The phrase, wouldn’t you know it, is the title for today’s blog. It’s a line from a Sinclair Lewis short story if I remember correctly. I have the short story in a volume of Humorous American Short Stories — part of the American Classics collection — and I have had that volume since before I was married. I read the story first to my wife, a good ten years after I discovered it myself. But alas, that volume is sitting in our summer place and I’m sitting here, and all my Google and Bing searches have not gotten me the text for that original story. Drat and Damn!
Hence the desire to have all my stuff where I am. I have the answer, I just want to satisfy my curiousity and read the line, and read the story over again. All of which leads me to this statement by Aldous Huxley.
“To travel is to discover that everyone is wrong about other countries.”
– Aldous Huxley
I believe Huxley was right. Unless you are as dense as a wooden post, it’s impossible to travel through other countries and not realize that the impression you drew of that place before you set foot upon it’s soil was… sadly… incorrect. There are more ways of living than simply the one we have learned from youth, and there are more ways of being than have ever entered into our imagination. Life is bigger than we can conceive and more diverse.

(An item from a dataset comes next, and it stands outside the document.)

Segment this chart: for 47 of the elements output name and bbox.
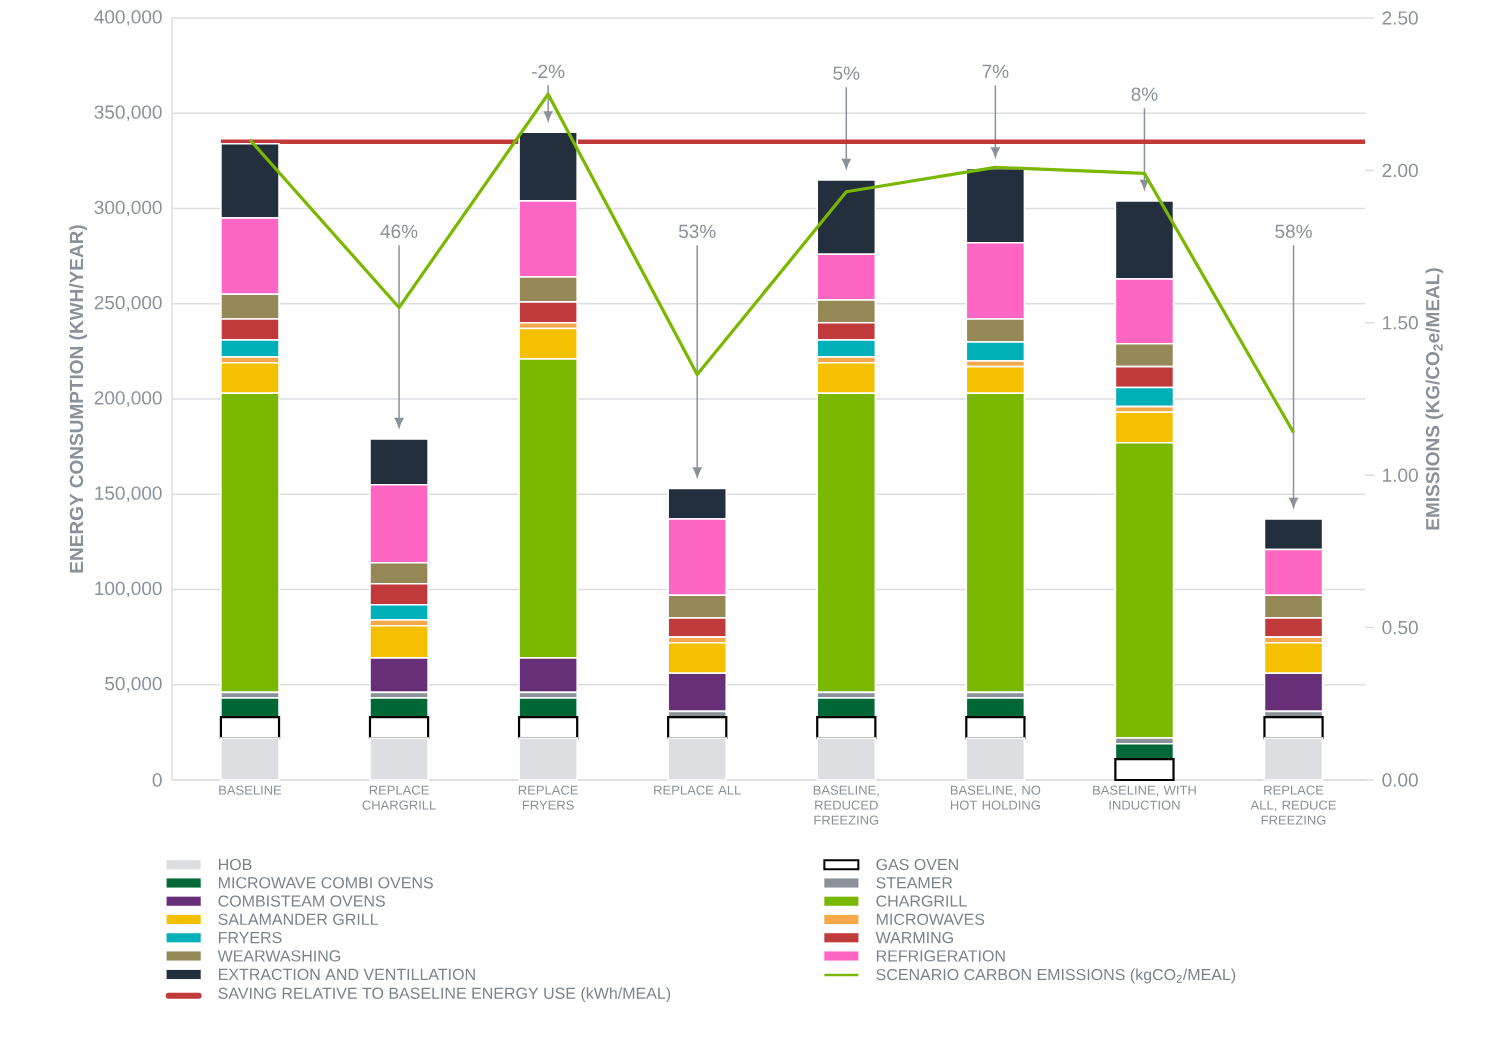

I was lucky in being part of a family who liked to travel. Mom and Dad only ever went two places beyond the borders of the U.S.. They flew to Cuba in the 50’s when travel there was still permissible and we made a good number of trips to Canada throughout my lifetime. But every year we went somewhere here in the U.S. Even that little bit of exploration convinced me I wanted to travel further and I’ve been lucky to see a few other countries along the pathway of life. Not as many as some, but more than a lot.

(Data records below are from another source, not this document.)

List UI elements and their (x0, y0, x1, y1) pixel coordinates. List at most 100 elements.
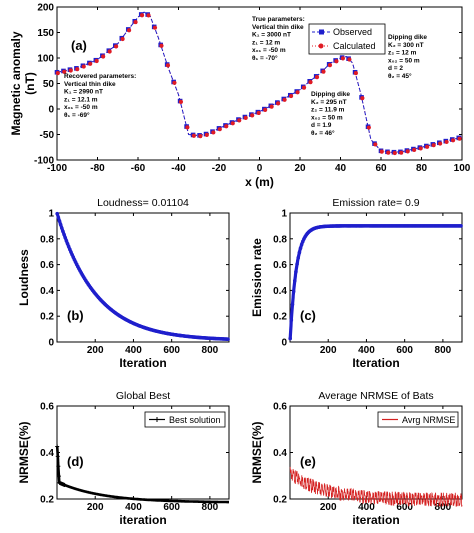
legend-box (308, 23, 386, 55)
calculated-point (327, 63, 333, 68)
calculated-point (347, 57, 352, 62)
calculated-point (399, 150, 404, 155)
calculated-point (308, 79, 313, 85)
y-tick-label: 0.6 (273, 402, 287, 413)
calculated-point (418, 146, 423, 151)
y-tick-label: 50 (43, 79, 55, 90)
calculated-point (75, 67, 80, 72)
y-tick-label: 0.2 (40, 495, 54, 506)
series-point (291, 289, 296, 294)
series-line (288, 224, 462, 339)
legend-label: Avrg NRMSE (402, 415, 455, 425)
annotation-line: K₂ = 295 nT (311, 99, 347, 106)
series-point (226, 337, 230, 341)
annotation-line: x₀₁ = -50 m (64, 104, 98, 111)
annotation-line: Vertical thin dike (252, 24, 304, 31)
annotation-line: x₀₂ = 50 m (311, 114, 343, 121)
x-tick-label: 800 (202, 502, 219, 513)
calculated-point (353, 70, 358, 76)
annotation-line: K₂ = 300 nT (388, 42, 424, 49)
series-point (56, 215, 61, 220)
chart-title: Global Best (116, 390, 170, 402)
calculated-point (301, 85, 307, 90)
annotation-line: Vertical thin dike (64, 81, 116, 88)
annotation-line: z₁ = 12.1 m (64, 96, 98, 103)
legend: Avrg NRMSE (377, 411, 459, 428)
y-axis-label: Magnetic anomaly (9, 31, 23, 135)
x-tick-label: -40 (171, 163, 186, 174)
y-tick-label: 0.4 (40, 448, 54, 459)
y-tick-label: 0.8 (273, 234, 287, 245)
panel-label: (b) (67, 308, 84, 323)
y-tick-label: 100 (37, 54, 54, 65)
calculated-point (288, 93, 294, 99)
y-axis-label: NRMSE(%) (250, 421, 264, 483)
series-point (296, 256, 301, 260)
calculated-point (230, 121, 235, 126)
x-tick-label: 40 (335, 163, 347, 174)
calculated-point (276, 101, 281, 106)
calculated-point (360, 96, 365, 101)
y-axis-label-group: Loudness (17, 249, 31, 306)
calculated-point (282, 97, 287, 102)
series-point (459, 224, 463, 228)
calculated-point (457, 136, 462, 141)
legend-marker-calculated (318, 43, 324, 49)
calculated-point (224, 124, 229, 129)
annotation-line: Dipping dike (311, 91, 350, 98)
calculated-point (431, 143, 436, 148)
calculated-point (185, 125, 190, 130)
y-axis-label-group: Emission rate (250, 238, 264, 317)
panel-label: (a) (71, 38, 87, 53)
chart-b: 200 400 600 800 0 0.2 0.4 0.6 0.8 1 Loudness= 0.01… (17, 197, 230, 370)
x-tick-label: 200 (320, 345, 337, 356)
x-tick-label: 800 (435, 502, 452, 513)
legend-marker-observed (319, 29, 324, 35)
y-tick-label: 0.2 (273, 495, 287, 506)
series-point (65, 241, 70, 246)
calculated-point (191, 133, 196, 138)
x-tick-label: 200 (320, 502, 337, 513)
annotation-line: z₁ = 12 m (252, 39, 280, 46)
x-tick-label: 600 (163, 345, 180, 356)
calculated-point (120, 36, 125, 42)
series-line (55, 446, 229, 504)
x-tick-label: -100 (47, 163, 67, 174)
calculated-point (198, 134, 203, 139)
calculated-point (392, 150, 397, 156)
annotation-line: Dipping dike (388, 34, 427, 41)
calculated-point (139, 13, 145, 18)
x-tick-label: 60 (375, 163, 387, 174)
calculated-point (373, 142, 378, 147)
y-tick-label: 0.6 (40, 402, 54, 413)
calculated-point (450, 138, 456, 143)
y-tick-label: 0 (48, 338, 54, 349)
calculated-point (211, 130, 216, 135)
series-line (289, 466, 463, 507)
calculated-point (146, 13, 151, 18)
calculated-point (152, 25, 158, 30)
annotation-line: Recovered parameters: (64, 73, 136, 80)
annotation-line: x₀₁ = -50 m (252, 47, 286, 54)
y-axis-label: Emission rate (250, 238, 264, 317)
x-tick-label: 800 (435, 345, 452, 356)
y-axis-label: Loudness (17, 249, 31, 306)
calculated-point (334, 59, 339, 64)
annotation-line: z₂ = 12 m (388, 50, 417, 57)
calculated-point (204, 132, 209, 137)
legend-label: Best solution (169, 415, 221, 425)
x-tick-label: 80 (416, 163, 428, 174)
y-tick-label: 1 (48, 209, 54, 220)
y-tick-label: 0.2 (40, 312, 54, 323)
annotation-line: z₂ = 11.9 m (311, 107, 345, 114)
annotation-line: θ₂ = 46° (311, 129, 335, 137)
calculated-point (217, 127, 222, 132)
x-tick-label: -60 (131, 163, 146, 174)
annotation-recovered: Recovered parameters:Vertical thin dikeK… (64, 73, 136, 119)
calculated-point (133, 19, 138, 25)
calculated-point (250, 113, 255, 118)
annotation-line: θ₂ = 45° (388, 72, 412, 80)
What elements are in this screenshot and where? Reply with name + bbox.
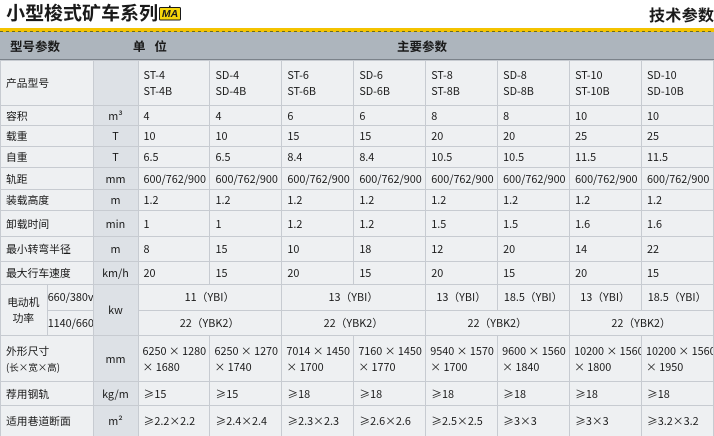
svg-text:MA: MA — [162, 8, 178, 20]
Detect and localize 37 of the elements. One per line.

It’s hard to be somewhere else and not let the mind do it’s comparison thing. Ease of travel; food; language; customs. Some places people say hello or good day every time them meet someone new. Not like here in the U.S. where the first words out of a strangers mouth are just as apt to be a question or a statement than a greeting. Words also have different meaning. There’s a serious difference in meaning in England between trousers and pants — as I found out (with embarrassement) when a young child was upset at why I had asked about his trousers (but I used the word pants — which he only used for underwear) — fortunately his mom was around and knew I was an american and my embarrassment was shortened and I didn’t end up in jail as a pervert — but it was a powerful lesson nevertheless.
The good thing about travel, and hence realizing you are wrong in your assumptions about other countries, is that you begin to appreciate that other ways of living are perfectly workable. They may be different than the one you have used, but you can get on in life quite nicely doing different things, eating different foods, talking a different language, even driving on the other side of the road, or not driving at all. Travel is broadening, and travel to other countries does teach us that people there are not so strange after all. And that they have different ideals, different values — which also are just as workable as our own.